La perequazione nel 2026
Dal 1° gennaio 2026 gli assegni vanno rivalutati al tasso provvisorio 2026 (+1,4%) stabilito dal decreto del ministero del lavoro 28 novembre 2025 e attraverso un sistema a scaglioni nella seguente misura:
- le rendite non superiori al trattamento minimo (616,67€ al mese) godranno, oltre alla rivalutazione del 100% dell’indice Istat, anche una rivalutazione straordinaria dell’1,3%;
- le rendite entro le quattro volte il minimo (cioè entro i 2.413,6€ lordi al mese al 31 dicembre 2025) avranno la rivalutazione del 100% dell’indice Istat;
- le rendite superiori a quattro volte e comprese entro le cinque volte il minimo (cioè entro 3.107€ lordi al mese al 31 dicembre 2025) avranno il 100% dell’indice Istat sino a 2.413,6€ ed il 90% dell’indice Istat per la quota eccedente;
- le rendite superiori a cinque volte il minimo (cioè oltre 3.017€) avranno il 100% dell’indice Istat per la quota sino al 2.413,6€; il 90% dell’indice Istat per la quota superiore a 2.413,6€ sino a 3.017€ e il 75% dell’indice Istat per la quota eccedente 3.017€.

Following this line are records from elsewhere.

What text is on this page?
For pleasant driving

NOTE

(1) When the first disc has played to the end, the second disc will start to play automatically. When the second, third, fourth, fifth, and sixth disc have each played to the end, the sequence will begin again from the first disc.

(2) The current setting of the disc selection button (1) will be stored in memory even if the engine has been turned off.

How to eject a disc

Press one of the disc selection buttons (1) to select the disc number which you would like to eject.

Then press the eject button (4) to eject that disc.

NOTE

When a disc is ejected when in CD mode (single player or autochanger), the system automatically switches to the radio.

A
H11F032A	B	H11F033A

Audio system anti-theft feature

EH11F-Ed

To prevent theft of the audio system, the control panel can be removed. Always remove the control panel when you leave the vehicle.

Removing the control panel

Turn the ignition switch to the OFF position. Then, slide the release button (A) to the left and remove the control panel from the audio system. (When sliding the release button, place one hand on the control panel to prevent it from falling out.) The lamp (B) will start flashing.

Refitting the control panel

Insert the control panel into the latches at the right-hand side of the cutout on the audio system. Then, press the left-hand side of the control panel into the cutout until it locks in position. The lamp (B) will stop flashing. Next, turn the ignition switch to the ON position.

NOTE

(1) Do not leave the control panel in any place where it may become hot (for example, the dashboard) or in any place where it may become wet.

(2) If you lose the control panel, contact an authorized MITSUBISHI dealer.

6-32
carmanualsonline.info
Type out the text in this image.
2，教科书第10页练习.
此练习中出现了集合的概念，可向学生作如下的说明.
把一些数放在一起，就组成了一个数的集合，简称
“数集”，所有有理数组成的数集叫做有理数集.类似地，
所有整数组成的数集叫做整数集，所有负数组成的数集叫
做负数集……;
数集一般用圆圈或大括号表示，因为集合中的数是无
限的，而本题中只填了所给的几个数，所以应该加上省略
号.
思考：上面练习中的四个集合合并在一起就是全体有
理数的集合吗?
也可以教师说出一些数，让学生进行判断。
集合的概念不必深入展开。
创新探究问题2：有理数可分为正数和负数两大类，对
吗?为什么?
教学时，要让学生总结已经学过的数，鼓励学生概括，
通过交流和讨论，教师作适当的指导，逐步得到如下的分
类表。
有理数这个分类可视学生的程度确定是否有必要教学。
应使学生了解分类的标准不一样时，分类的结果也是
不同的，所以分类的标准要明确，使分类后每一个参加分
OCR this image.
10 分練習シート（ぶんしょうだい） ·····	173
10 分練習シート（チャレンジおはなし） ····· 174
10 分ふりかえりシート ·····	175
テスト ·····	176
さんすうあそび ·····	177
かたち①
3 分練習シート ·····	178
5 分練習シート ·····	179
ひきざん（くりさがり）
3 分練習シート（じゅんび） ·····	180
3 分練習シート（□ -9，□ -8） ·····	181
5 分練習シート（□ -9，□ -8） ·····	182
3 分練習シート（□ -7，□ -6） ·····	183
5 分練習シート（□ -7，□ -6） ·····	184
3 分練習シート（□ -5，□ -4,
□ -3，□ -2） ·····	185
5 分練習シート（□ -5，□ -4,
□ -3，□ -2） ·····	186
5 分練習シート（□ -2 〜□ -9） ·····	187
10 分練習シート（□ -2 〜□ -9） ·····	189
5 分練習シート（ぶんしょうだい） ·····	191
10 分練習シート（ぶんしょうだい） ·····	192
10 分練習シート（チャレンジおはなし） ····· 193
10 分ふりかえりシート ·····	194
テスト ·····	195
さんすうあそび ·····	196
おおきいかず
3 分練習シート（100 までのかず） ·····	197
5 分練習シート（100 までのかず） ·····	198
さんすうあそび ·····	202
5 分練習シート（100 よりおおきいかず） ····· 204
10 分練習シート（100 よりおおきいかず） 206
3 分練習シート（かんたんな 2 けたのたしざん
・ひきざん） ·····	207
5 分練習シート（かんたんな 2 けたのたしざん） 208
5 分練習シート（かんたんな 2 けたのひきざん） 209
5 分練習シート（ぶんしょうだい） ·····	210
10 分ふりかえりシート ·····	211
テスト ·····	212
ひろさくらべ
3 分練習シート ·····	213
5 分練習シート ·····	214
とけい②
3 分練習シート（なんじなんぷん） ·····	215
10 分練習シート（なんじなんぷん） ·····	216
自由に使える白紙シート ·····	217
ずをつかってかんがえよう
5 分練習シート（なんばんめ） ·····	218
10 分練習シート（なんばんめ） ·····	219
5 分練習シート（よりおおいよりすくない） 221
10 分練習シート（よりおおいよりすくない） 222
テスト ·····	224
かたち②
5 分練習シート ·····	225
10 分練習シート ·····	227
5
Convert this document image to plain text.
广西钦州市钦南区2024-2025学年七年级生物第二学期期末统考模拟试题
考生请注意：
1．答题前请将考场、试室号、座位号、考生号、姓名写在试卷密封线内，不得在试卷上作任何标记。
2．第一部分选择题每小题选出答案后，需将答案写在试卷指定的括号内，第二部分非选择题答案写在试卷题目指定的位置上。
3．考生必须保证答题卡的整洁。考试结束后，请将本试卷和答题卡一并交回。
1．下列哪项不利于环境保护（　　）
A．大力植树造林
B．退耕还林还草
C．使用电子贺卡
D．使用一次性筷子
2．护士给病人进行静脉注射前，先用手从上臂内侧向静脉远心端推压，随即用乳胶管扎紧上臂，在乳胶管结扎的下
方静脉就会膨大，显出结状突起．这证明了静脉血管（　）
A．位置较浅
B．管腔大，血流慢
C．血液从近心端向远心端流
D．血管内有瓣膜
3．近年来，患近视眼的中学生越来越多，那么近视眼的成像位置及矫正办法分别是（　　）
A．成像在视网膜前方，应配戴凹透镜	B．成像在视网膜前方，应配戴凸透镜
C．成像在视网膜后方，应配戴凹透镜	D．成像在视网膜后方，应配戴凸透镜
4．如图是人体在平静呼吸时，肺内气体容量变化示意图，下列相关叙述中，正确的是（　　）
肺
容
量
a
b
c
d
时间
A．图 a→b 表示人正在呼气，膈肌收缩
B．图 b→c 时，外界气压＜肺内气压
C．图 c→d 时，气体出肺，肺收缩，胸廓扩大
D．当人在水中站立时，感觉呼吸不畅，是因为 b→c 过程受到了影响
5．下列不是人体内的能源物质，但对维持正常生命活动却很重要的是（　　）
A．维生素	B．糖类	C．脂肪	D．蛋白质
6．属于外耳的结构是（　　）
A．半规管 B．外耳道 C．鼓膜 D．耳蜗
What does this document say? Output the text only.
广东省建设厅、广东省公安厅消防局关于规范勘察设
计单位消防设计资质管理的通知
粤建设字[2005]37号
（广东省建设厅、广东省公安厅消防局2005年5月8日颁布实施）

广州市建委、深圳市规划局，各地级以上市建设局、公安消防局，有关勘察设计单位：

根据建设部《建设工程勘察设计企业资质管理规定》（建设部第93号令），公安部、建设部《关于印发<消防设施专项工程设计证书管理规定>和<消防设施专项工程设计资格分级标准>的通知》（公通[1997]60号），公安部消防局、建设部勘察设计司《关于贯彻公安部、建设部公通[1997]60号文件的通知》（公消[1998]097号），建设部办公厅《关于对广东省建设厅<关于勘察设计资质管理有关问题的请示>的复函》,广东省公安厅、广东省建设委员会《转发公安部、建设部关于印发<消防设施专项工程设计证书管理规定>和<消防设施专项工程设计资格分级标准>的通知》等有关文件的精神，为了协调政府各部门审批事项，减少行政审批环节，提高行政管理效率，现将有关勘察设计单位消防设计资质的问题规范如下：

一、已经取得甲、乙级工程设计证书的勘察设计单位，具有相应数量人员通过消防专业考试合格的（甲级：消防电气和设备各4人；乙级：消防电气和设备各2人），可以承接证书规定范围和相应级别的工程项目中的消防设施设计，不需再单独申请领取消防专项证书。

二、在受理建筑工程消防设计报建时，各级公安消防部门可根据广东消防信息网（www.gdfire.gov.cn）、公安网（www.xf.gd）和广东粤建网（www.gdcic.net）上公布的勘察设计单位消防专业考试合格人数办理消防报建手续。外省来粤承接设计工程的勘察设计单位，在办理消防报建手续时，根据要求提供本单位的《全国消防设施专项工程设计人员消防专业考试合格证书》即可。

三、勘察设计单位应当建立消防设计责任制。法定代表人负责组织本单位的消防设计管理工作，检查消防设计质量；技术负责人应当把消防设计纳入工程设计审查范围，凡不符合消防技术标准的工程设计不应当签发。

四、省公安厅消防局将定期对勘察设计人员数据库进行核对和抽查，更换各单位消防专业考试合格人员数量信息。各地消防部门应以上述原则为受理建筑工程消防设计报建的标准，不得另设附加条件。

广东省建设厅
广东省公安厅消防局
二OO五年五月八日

A titolo d’esempio applichiamo la regola per una pensione molto elevata, poniamo di 4.000 €/mese. Fino a 2.413,60 € si applica l’1,4% = 33,79 €, sui successivi 603,4 si applica lo 1,26% = 7,60 €, sull’eccedenza oltre 3.017 € pari a 983 € si applica l’1,050% = 14,75. Totale 56 €.
Un esempio di rivalutazione sul lungo periodo
A completamento del quadro quantitativo, riportiamo anche la rivalutazione di una ipotetica pensione di 1.000 €/mese nel 2007 fino al 2026. Il valore della pensione nel 2026, applicando le regole di rivalutazione protempore vigenti, sarà di 1.404 €/mese. Il valore a parità di potere d’acquisto di 1.000 € del 2007 nel 2026, è di 1.409 €. Pertanto, la perdita accumulata è di soli 5 €.
Se invece la pensione iniziale fosse stata di 4.000 €/mese i valori rispettivi di pensione rivalutata e il valore a parità di potere d’acquisto nel 2026 sarebbero di 4.758 € e 5.634 € per una perdita cumulata in 20 anni di ben 876 €/mese.
In conclusione, il meccanismo di indicizzazione delle pensioni all'inflazione si conferma uno dei pilastri strutturali del welfare previdenziale italiano. Nonostante le oscillazioni tra il modello a scaglioni e quello a blocchi, il principio di fondo — la salvaguardia del potere d'acquisto dei trattamenti in essere ed in particolare di quelli meno abbienti — non è mai stato messo in discussione, neppure nei periodi di maggiore tensione sui conti pubblici.